Succeed by avoiding these three mistakes

Editor's note: Jamie Love is the CEO of Monumental. 

Picture this: you’re launching a new product or service and have the right marketing strategy in place for your website, branding and design, but when it comes to keeping the momentum going once it’s out in the world, you’ve run out of budget. What happens then? 

We see it all the time. The most common occurrence is that there is often an overspend in the initial stages of marketing then when it comes to amplifying those marketing methods, there are no funds to support it.

A person in a yellow sweater holding a pen and calculator.

With new brands in particular, there is a mountain of work that needs to be completed to introduce a product into a new market, which requires a larger budget. Here is a breakdown of the most common no-no’s and ways to fix them to ensure budgets are correctly utilized to generate results from day one. 

Mistake No. 1: Waiting to involve a growth marketing agency

Most companies will wait until all marketing setup is completed – i.e., branding and website –  before engaging with a growth marketing partner. This creates a disjointed relationship, as the marketing agency will need to adjust very quickly to what has already been completed, meaning it could slow down the process.

By bringing them in sooner – maybe a few months after the start of the process – they can be involved with the process to help make things run smoother – for example, they can help support the website set-up with their knowledge of SEO and the proper architecture for a business site. 

For branding, a growth marketing agency can help understand what channels need to be covered. Whilst you might think you have knowledge of all the avenues needed to launch, we guarantee that there’s something you haven’t thought of. A growth marketing agency can help refine the exact brief to ensure the creative can easily be deployed across channels, rather than having to engage in redesigning assets once they are on board. 

This will waste not only money but precious time too. 

Mistake No. 2: Assuming a beautiful website will equal sales

Another common misconception with marketing is that designing and building a stunning website will automatically attract the right customers to your business. Whilst we would love to say that is correct, it’s very far from the truth.  

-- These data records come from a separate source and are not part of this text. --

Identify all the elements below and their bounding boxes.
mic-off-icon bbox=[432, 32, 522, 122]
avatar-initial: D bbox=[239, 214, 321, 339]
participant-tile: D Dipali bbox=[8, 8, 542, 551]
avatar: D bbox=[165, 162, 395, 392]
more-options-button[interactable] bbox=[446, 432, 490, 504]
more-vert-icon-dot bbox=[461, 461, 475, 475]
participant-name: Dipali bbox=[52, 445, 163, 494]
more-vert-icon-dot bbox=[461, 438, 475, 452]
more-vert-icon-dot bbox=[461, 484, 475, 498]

In fact, the website is just the beginning of the journey, helping to facilitate and create a landing page for your customers to go once they’ve discovered your brand. There’s a lot more that goes into it than that. It’s worth gaining a better understanding of the ecosystem that makes up growth marketing and how different channels are implemented; what is their place and purpose within that overall journey? 

Having spoken to hundreds of startups, the misconception is that the investment in a website alone will generate growth, whereas it's a foundation for initiating and kickstarting that growth. This is a setup piece, and the focus needs amplifying later on – the spend is usually placed within the setup stage and clients have their hands tied when it comes to developing it further. 

Start small with your website, just to create your designated landing page and then build up to a pricier one later down the line. 

Mistake No. 3: Thinking everything should be perfect

Here’s a trade secret: perfectionism is overrated.

Nothing is ever perfect in business, especially in those start-up stages. So stop trying to achieve it. 

To help with the scale-up process, and to rid the idea of perfection, think of building an MVP that can be used to gather feedback from a bunch of early adopters. This will provide you with valuable insight into your goods or services that can help with future product development. 

By doing this, it will save you precious time and money as you can scale from this MVP, as opposed to having everything done and perfect before the launch. Not only that, but it will remove a lot of stress in these initial stages, as you’ll have an idea of what works and what doesn’t.